Торн презрительно фыркнул. Его взгляд медленно перешел от Офелии к ее матери, не задерживаясь на Докладчице, которая наставила на него свой флюгер.
– Подвожу итоги, – заключил он, сплетя длинные пальцы. – Я дарю вам самое выгодное из того, чем владею, – мое имущество, и освобождаю от наименее полезного – от собственного общества. В свою очередь я требую, чтобы в течение этих четырех дней вы не вмешивались в мои дела.
Докладчица перестала улыбаться, оскорбленная тем, что на нее не обращают внимания. У матери напряглось лицо: сморщив веки, нахмурив брови и сжав губы, она так сосредоточенно искала подвох в словах Торна, что булавки в ее высоченном шиньоне задвигались в такт ее мыслям.
Но наконец лицо расслабилось, и на губах заиграла торжествующая улыбка.
– Я бы с удовольствием вернулась к десерту. Положить вам еще пирога, господин Торн?

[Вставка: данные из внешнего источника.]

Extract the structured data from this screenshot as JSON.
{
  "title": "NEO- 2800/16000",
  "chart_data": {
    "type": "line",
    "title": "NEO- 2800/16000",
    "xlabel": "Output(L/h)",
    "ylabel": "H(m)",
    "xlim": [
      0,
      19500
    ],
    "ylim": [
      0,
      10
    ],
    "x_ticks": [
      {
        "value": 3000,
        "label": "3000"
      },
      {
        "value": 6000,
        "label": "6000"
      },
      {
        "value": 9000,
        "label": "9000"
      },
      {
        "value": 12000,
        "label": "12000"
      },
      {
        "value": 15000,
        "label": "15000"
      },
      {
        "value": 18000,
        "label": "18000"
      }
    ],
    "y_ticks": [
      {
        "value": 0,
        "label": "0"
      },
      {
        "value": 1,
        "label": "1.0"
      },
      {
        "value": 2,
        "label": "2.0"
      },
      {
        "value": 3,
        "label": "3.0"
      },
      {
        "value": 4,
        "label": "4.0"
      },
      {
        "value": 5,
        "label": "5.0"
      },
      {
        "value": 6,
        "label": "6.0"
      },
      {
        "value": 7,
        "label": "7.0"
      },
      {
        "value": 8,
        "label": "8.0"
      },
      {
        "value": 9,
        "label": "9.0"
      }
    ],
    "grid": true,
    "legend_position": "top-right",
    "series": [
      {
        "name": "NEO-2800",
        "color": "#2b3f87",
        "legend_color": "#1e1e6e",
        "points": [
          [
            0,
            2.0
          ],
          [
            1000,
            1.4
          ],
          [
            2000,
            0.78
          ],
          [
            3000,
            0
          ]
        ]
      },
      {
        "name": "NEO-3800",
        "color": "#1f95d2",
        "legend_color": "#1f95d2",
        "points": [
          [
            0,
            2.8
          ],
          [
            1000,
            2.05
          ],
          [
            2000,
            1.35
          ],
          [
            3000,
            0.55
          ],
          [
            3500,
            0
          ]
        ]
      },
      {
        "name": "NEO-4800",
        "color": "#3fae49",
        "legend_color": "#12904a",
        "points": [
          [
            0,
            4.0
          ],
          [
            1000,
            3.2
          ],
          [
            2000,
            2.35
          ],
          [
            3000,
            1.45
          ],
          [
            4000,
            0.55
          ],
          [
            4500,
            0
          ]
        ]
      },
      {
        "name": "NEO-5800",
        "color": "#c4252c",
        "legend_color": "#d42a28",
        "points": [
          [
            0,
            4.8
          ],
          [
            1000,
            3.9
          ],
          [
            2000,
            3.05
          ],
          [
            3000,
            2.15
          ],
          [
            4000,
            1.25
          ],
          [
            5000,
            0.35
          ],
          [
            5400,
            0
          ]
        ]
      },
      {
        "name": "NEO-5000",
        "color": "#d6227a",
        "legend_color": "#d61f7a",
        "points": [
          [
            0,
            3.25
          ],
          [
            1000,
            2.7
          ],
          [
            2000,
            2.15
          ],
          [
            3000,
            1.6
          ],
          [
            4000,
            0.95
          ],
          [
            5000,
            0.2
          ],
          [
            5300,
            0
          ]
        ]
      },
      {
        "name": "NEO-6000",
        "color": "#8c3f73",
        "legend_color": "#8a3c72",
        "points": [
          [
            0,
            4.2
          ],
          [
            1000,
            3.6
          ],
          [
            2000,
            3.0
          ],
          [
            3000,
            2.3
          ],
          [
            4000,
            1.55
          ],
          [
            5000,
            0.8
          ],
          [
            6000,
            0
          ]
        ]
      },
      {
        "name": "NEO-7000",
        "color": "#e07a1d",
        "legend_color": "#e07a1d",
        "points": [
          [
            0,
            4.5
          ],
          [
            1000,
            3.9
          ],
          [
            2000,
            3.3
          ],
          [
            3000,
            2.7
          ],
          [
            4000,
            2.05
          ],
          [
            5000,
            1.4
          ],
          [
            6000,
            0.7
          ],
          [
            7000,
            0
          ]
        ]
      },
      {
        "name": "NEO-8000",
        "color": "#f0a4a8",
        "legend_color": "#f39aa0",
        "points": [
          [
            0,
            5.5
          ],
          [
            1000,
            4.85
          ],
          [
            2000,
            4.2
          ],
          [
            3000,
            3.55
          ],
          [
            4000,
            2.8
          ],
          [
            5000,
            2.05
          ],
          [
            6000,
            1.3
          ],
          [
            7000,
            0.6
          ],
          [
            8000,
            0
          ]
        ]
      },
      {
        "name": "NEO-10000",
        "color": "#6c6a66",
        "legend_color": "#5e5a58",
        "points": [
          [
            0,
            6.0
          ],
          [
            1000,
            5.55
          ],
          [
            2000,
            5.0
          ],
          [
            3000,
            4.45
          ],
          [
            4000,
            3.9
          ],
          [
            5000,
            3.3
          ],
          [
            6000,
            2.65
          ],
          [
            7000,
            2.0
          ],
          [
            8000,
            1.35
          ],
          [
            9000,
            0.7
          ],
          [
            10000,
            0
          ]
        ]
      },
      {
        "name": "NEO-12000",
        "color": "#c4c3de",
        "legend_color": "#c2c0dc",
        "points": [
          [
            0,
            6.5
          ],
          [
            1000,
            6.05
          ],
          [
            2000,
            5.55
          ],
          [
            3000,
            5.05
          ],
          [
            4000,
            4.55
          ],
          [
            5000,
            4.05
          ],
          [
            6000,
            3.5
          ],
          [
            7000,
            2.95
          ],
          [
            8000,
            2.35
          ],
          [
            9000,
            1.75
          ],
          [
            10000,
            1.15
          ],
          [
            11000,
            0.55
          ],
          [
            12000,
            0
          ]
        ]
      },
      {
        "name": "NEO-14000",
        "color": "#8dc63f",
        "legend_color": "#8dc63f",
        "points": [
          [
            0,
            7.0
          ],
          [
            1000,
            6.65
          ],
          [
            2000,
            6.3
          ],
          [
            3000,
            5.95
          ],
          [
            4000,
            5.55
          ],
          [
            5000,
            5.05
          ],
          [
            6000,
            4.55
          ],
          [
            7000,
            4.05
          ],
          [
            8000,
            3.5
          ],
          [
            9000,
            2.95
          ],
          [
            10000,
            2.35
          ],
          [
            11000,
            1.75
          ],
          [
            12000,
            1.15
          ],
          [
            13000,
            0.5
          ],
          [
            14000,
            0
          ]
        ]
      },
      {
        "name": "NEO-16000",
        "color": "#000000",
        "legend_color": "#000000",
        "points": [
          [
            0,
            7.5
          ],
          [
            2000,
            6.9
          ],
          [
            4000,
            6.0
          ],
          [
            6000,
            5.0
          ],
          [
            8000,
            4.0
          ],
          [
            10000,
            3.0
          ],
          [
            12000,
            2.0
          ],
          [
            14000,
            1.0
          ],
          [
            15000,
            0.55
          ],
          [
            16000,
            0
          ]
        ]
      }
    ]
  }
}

В кабине фуникулера Офелия молча смотрела на Торна через потемневшие стекла очков. Кое-как усевшись на скамейке напротив и пристроив портфель на коленях, он тоже молчал. Сидевшая рядом с сестрой Агата предпринимала попытки завязать разговор:
– Девять замков, это не-ве-ро-ят-но! А на Аниме вообще нет замков, правда, сестренка? Только уродливые домишки, в лучшем случае – аб-со-лют-но безликие! Ой! Наша кабина что-то сильно скрипит, вам не кажется? Мне так не терпится увидеть что-нибудь гран-ди-оз-ное, месье Торн! Я обошла Опаловое побережье вдоль и поперек: ничего, кроме серого моря, зловещих скал да заводов, и все такое мра-а-ачное… Чертова люлька; нас не слишком сильно качает? Дело в том, что я не понимаю, почему ваша тетя заставляет нас безвылазно сидеть в этой глуши, месье Торн. Мне ужасно хотелось бы встретить настоящих светских дам – например, таких, как сестры посла: красивых, изящных, у-тон-чен-ных! Правда, они какие-то странные. Я сегодня встретила их на гулянье и подумала: не злоупотребляют ли дамы местными водами – вид у них был со-вер-шен-но потерянный. Ах, наконец-то мы на месте!
Болтовня Агаты сопровождала Торна и Офелию во время всего подъема и звучала потом в кирпичных коридорах вокзала. Агата замолчала на полуслове лишь тогда, когда Торн, вместо того чтобы спуститься на перрон, направился к какой-то непонятной двери в крепостной стене.
– Куда мы идем? – пролепетала Агата, придерживая шляпу с пером. – Разве месье Торн не уезжает на поезде? Он же не пойдет пешком?
– У него есть особое помещение, но не на вокзале, а прямо здесь, – ответила Офелия. – Мы только что вернулись через него из цирка.
– Помещение… в стене? Я не понимаю…
– Как интендант, Торн владеет особыми ключами. Они открывают доступ к Розе Ветров, а Роза Ветров… как бы тебе объяснить… в общем, она позволяет путешествовать кратчайшим путем. Но хоть он и кратчайший, легко ошибиться, когда ищешь нужную дверь в этом лабиринте.